Kellerei Bozen - Bozen -  Sept 2025

Die Kellerei Bozen bietet ein riesiges Sortiment an Rebsorten und Qualitätsstufen. Da wir erst gegen 18 Uhr ankommen beschränken wir uns auf Chardonnay, St Magdalener, Lagrein und probieren insgesamt 7 Weine: 

Der einfache Chardonnay 2024 (11€) und der Lagen Chardonnay Kleinstein 2024 (15,5€) können spontan überzeugen. 
Ersterer ist bei 11€ ein einfacher, süffiger, Daily-Chardonnay. Mango, Melone dezent. Oder wie der Südtiroler sagen würde, ein perfekter Marende Wein. 9,0

 

Der Kleinstein ist dann eine Spur kräftiger, dichter und klarer strukturiert. Mango, Honigmelone, etwas Banane. Bei 15,5€ ist das für uns aber immer noch ein Klasse Marende Wein, der aber genauso gut als Solist oder zu einem gegrillten Kalbskotelett geht. 9,3.

Sodann folgen zwei St Magdalener. Wir sind skeptisch, weil uns diese Rebe bis dato noch nicht so ganz abholen konnte.

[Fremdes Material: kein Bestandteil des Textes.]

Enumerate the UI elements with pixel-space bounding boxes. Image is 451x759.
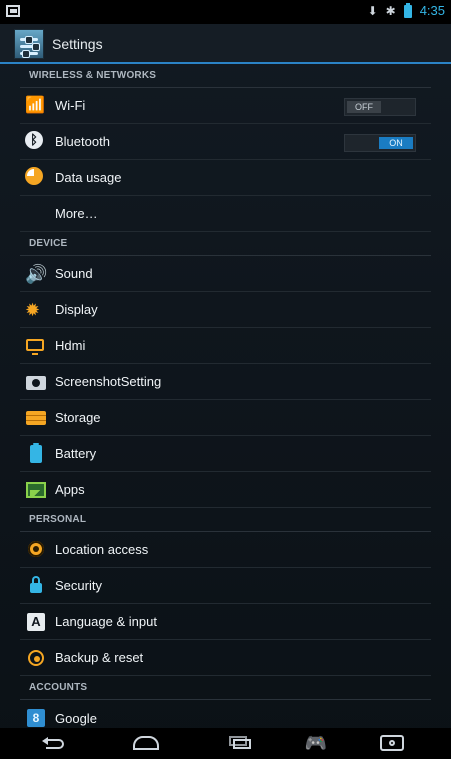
screenshot-button[interactable] (372, 733, 412, 753)
navigation-bar: 🎮 (0, 728, 451, 759)
more-spacer (25, 203, 47, 225)
home-icon (133, 736, 159, 750)
backup-icon (25, 647, 47, 669)
sound-icon: 🔊 (25, 263, 48, 284)
data-usage-icon (25, 166, 47, 189)
screenshot-button-icon (380, 735, 404, 751)
settings-item-display[interactable]: ✹ Display (20, 292, 431, 328)
settings-item-label: Storage (55, 410, 101, 425)
settings-item-google[interactable]: 8 Google (20, 700, 431, 728)
recent-apps-button[interactable] (220, 733, 260, 753)
settings-item-security[interactable]: Security (20, 568, 431, 604)
settings-item-label: Wi-Fi (55, 98, 86, 113)
notification-icon (6, 5, 20, 17)
settings-item-label: Location access (55, 542, 149, 557)
settings-screen: ⬇ ✱ 4:35 Settings WIRELESS & NETWORKS 📶 … (0, 0, 451, 759)
back-button[interactable] (32, 733, 72, 753)
language-icon: A (25, 611, 47, 633)
signal-icon: ✱ (385, 4, 396, 18)
bluetooth-toggle-state: ON (379, 137, 413, 149)
settings-item-label: Display (55, 302, 98, 317)
gamepad-icon: 🎮 (304, 733, 328, 753)
settings-item-more[interactable]: More… (20, 196, 431, 232)
settings-item-label: Sound (55, 266, 93, 281)
section-header-accounts: ACCOUNTS (20, 676, 431, 700)
settings-item-label: More… (55, 206, 98, 221)
section-header-device: DEVICE (20, 232, 431, 256)
battery-icon (403, 2, 412, 18)
battery-icon (25, 442, 47, 465)
settings-item-location[interactable]: Location access (20, 532, 431, 568)
wifi-toggle-state: OFF (347, 101, 381, 113)
bluetooth-icon: ᛒ (25, 130, 47, 153)
wifi-toggle[interactable]: OFF (344, 98, 416, 116)
settings-item-wifi[interactable]: 📶 Wi-Fi OFF (20, 88, 431, 124)
wifi-icon: 📶 (25, 96, 45, 114)
settings-item-battery[interactable]: Battery (20, 436, 431, 472)
settings-item-label: Backup & reset (55, 650, 144, 665)
storage-icon (25, 407, 47, 429)
status-bar: ⬇ ✱ 4:35 (0, 0, 451, 24)
display-icon: ✹ (25, 299, 41, 320)
section-header-personal: PERSONAL (20, 508, 431, 532)
bluetooth-toggle[interactable]: ON (344, 134, 416, 152)
settings-list[interactable]: WIRELESS & NETWORKS 📶 Wi-Fi OFF ᛒ Blueto… (0, 64, 451, 728)
settings-item-label: ScreenshotSetting (55, 374, 162, 389)
settings-item-storage[interactable]: Storage (20, 400, 431, 436)
screenshot-icon (25, 371, 47, 393)
slider-knob-3 (22, 50, 30, 58)
settings-item-backup[interactable]: Backup & reset (20, 640, 431, 676)
back-icon (38, 735, 66, 751)
settings-item-screenshot[interactable]: ScreenshotSetting (20, 364, 431, 400)
action-bar: Settings (0, 24, 451, 64)
settings-item-language[interactable]: A Language & input (20, 604, 431, 640)
settings-item-label: Security (55, 578, 102, 593)
gamepad-button[interactable]: 🎮 (296, 733, 336, 753)
settings-item-bluetooth[interactable]: ᛒ Bluetooth ON (20, 124, 431, 160)
status-time: 4:35 (419, 3, 445, 18)
settings-sliders-icon[interactable] (14, 29, 44, 59)
slider-knob-2 (32, 43, 40, 51)
hdmi-icon (25, 335, 47, 357)
location-icon (25, 539, 47, 561)
section-header-wireless: WIRELESS & NETWORKS (20, 64, 431, 88)
page-title: Settings (52, 36, 103, 52)
settings-item-label: Battery (55, 446, 97, 461)
settings-item-label: Data usage (55, 170, 122, 185)
settings-item-data-usage[interactable]: Data usage (20, 160, 431, 196)
settings-item-label: Bluetooth (55, 134, 110, 149)
settings-item-hdmi[interactable]: Hdmi (20, 328, 431, 364)
settings-item-label: Language & input (55, 614, 157, 629)
settings-item-sound[interactable]: 🔊 Sound (20, 256, 431, 292)
download-icon: ⬇ (367, 4, 378, 18)
settings-item-label: Apps (55, 482, 85, 497)
lock-icon (25, 575, 47, 597)
status-right: ⬇ ✱ 4:35 (367, 2, 445, 18)
settings-item-label: Google (55, 710, 97, 726)
settings-item-label: Hdmi (55, 338, 86, 353)
recent-apps-icon (227, 735, 253, 751)
apps-icon (25, 479, 47, 501)
settings-item-apps[interactable]: Apps (20, 472, 431, 508)
google-icon: 8 (25, 707, 47, 728)
home-button[interactable] (126, 733, 166, 753)
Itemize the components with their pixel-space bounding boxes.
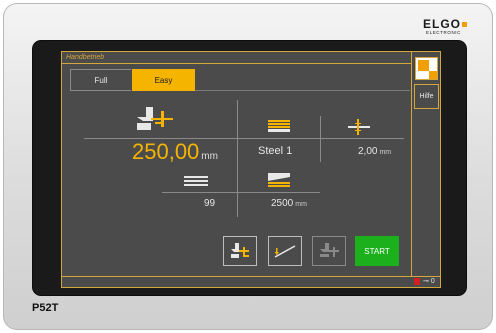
thickness-unit: mm bbox=[379, 149, 392, 156]
elgo-logo-icon bbox=[415, 57, 438, 80]
position-number: 250,00 bbox=[132, 139, 200, 164]
thickness-value[interactable]: 2,00 mm bbox=[358, 146, 391, 157]
divider bbox=[237, 100, 238, 174]
model-label: P52T bbox=[32, 302, 59, 314]
tool-select-button[interactable] bbox=[223, 236, 257, 266]
tab-easy[interactable]: Easy bbox=[132, 69, 195, 91]
divider bbox=[162, 192, 320, 193]
tab-underline bbox=[195, 90, 410, 91]
tool-move-icon bbox=[320, 243, 339, 257]
length-value[interactable]: 2500 mm bbox=[271, 198, 307, 209]
ramp-icon bbox=[274, 245, 296, 258]
brand-name: ELGO bbox=[422, 17, 461, 31]
divider bbox=[237, 172, 238, 217]
touch-screen: Handbetrieb Hilfe Full Easy 250,00 mm Ste… bbox=[61, 51, 441, 288]
ramp-button[interactable] bbox=[268, 236, 302, 266]
press-bend-icon bbox=[268, 173, 290, 187]
status-bar-divider bbox=[62, 276, 440, 277]
count-value[interactable]: 99 bbox=[204, 198, 215, 209]
brand-sub: ELECTRONIC bbox=[425, 30, 461, 35]
sheet-stack-icon bbox=[184, 176, 208, 186]
crosshair-icon bbox=[348, 119, 370, 135]
material-value[interactable]: Steel 1 bbox=[258, 145, 292, 157]
key-indicator: ⊸ 0 bbox=[423, 277, 435, 285]
help-button[interactable]: Hilfe bbox=[414, 84, 439, 109]
brand-mark-icon bbox=[462, 22, 467, 27]
status-led bbox=[414, 278, 420, 285]
tool-position-icon bbox=[137, 107, 173, 130]
tab-full[interactable]: Full bbox=[70, 69, 131, 91]
brand-logo: ELGO ELECTRONIC bbox=[423, 18, 461, 36]
right-column-divider bbox=[411, 52, 412, 276]
key-icon: ⊸ bbox=[423, 278, 429, 285]
stack-sheets-icon bbox=[268, 120, 290, 132]
start-button[interactable]: START bbox=[355, 236, 399, 266]
tool-select-icon bbox=[231, 243, 249, 258]
tool-move-button[interactable] bbox=[312, 236, 346, 266]
position-value[interactable]: 250,00 mm bbox=[132, 139, 218, 165]
divider bbox=[320, 116, 321, 162]
thickness-number: 2,00 bbox=[358, 146, 378, 157]
length-unit: mm bbox=[295, 201, 307, 208]
screen-title: Handbetrieb bbox=[62, 52, 411, 64]
key-count: 0 bbox=[430, 278, 435, 285]
position-unit: mm bbox=[201, 151, 218, 162]
length-number: 2500 bbox=[271, 198, 294, 209]
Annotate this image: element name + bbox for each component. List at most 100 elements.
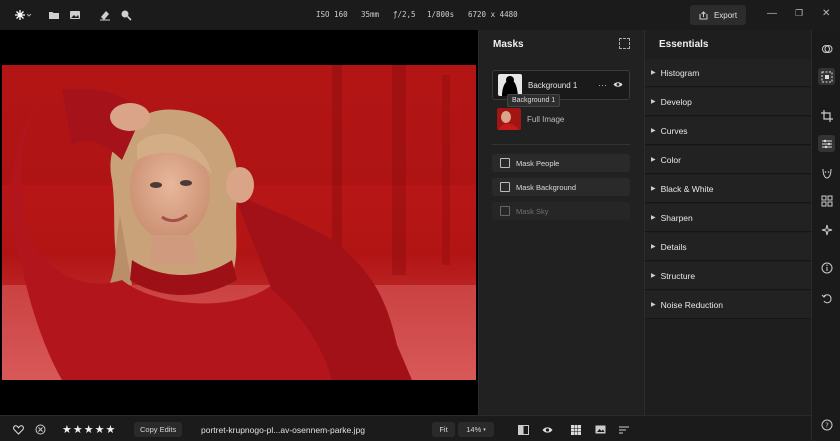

St Magdalener, Huck am Bach, 2024 (13€)
Der Huck a.B. ist ein Einzellagen Wein von 15-25 Jahre alten Reben, geschmacklich so wie wir einen St Magdalener bis jetzt kennengelernt haben. Leicht und süffig mit hellbeerigen und leicht herben Noten. 8,6.

St Magdalener, Moar, 2023 (17€)
Wieder ein Einzellagen Wein von 30-40 Jahre alten Reben mit einem Jahr mehr Reife und Ausbau im Holz. Wir haben einen signifikant anderen Wein im Glas. Sauerkirsche und Veilchen sind auch hier vorhanden. Der Moar ist darüber hinaus ein sehr würziger Rotwein, der zwar immer noch leicht wirkt, dabei aber ausdrucksstark und differenziert wirkt. Ein krasser Unterschied zum Huck a.B. und der erste St Magdalener der uns wirklich gefällt. 9,4.

Wir schließen die Probe mit 3 Lagreinern.

Perl, 2023 (16€)
Collection Baron Eyrl, 2023 (16€)
Grieser Prestige, 2022 (28,5€)

Der Lagrein aus der Lage Perl kann uns geschmacklich nicht abholen. 8,3.

Die beiden anderen Lagreins hingegen sind großartig. Im Gegensatz zum Perl, kommen Baron Earl und der Grieser Prestige ausdrucksstark und geschmeidig elegant bei uns an und sind das Gegenstück zum Perl. Baron Eyrl und der Grieser Prestige liegen geschmacklich sehr nah beieinander. Der Grieser Prestige ist einen Hauch druckvoller. Dunklen Beeren, Kakao, würzig und mineralisch. Samtige Tannine. Beide eine glatte 9,5.

Wir verlassen das Weingut mit ein paar Kisten Wein und sind gegen 19 Uhr wieder im Hotel.